So I have this href element and im trying to only print the number of what's inside the href, however path of the href after the element also includes numbers so i'm not really sure how exactly how to grab only the numbers, as oppose to also printing the numbers in what you see as Mad1000
href https://www.game.com/items/20573078/Mad1000
userLink = driver.find_element_by_xpath(f"//*[@id='bc_owners_table']/tbody/tr[{i+1}]/td[7]/a").get_attribute("href")
userID = re.sub('[^0-9]', '', userLink)
print(userID)
the outcome ends up being 205730781000 but im trying to navigate to where i can only print 20573078, how would i achieve this
There are 4 good ways to do this:
userID = [int(s) for s in href.split("/") if s.isdigit()]
print(userID[0])
userID = re.findall(r'\d+', href)
print(userID[0])
userID = href.split("/")[4]
print(userID)
userID = re.sub('[^0-9]', '', href)[:-4]
print(userID)
Let me explain. PS: I used the href
variable, but you can change it to userLink
and it should work.
The first method splits the string into a list everytime there is a /
. It then checks to see if a value is an interger for every item in the list. This is returned as a list, so we use userID[0]

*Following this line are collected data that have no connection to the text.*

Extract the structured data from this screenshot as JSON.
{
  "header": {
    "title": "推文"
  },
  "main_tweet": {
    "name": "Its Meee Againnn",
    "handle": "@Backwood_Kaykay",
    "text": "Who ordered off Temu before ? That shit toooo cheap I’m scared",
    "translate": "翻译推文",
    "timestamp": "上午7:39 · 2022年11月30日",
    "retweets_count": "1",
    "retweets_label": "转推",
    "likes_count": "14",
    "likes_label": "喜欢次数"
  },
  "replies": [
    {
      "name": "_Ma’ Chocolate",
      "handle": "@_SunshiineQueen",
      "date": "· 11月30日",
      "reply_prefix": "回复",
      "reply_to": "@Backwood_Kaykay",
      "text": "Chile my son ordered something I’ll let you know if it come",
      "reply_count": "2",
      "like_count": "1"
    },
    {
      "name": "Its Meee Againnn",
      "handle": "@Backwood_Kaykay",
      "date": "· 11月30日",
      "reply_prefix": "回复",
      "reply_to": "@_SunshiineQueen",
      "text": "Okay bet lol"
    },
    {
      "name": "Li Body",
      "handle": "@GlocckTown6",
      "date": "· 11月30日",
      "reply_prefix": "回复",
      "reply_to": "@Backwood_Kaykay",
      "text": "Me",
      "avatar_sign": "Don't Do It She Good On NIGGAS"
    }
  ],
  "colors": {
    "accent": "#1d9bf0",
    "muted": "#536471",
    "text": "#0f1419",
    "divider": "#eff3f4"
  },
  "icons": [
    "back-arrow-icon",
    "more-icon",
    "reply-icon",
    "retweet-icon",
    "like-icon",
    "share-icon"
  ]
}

to get the first (and usually only!) element in the list. The reason Mad1000
will not be in the list is because it consists of a string AND integer. The list will only contain integers.
The second method returns a list of EVERY number in the string as a list. Therefore, this time, 1000
will be added because it's a number, Therefore, we use userID[0]
to get the first element of the list, which will be 20573078
because there aren't any numbers before it (there may be however if the href changes.)
The third method splits the string into a list again by /
. The difference is that this time, we get the 4th element of the list straight away. You might need to play around because, depending on the hyperlink, you might need to access the 3rd or 5th element instead. This is an alternative to option 1, which is similar to this, but also checks if the value is a number.
The final 1 gets the number using your method, but removes the last 4 values using [:-4]
.
None of these methods are perfect, but they should work for what you want.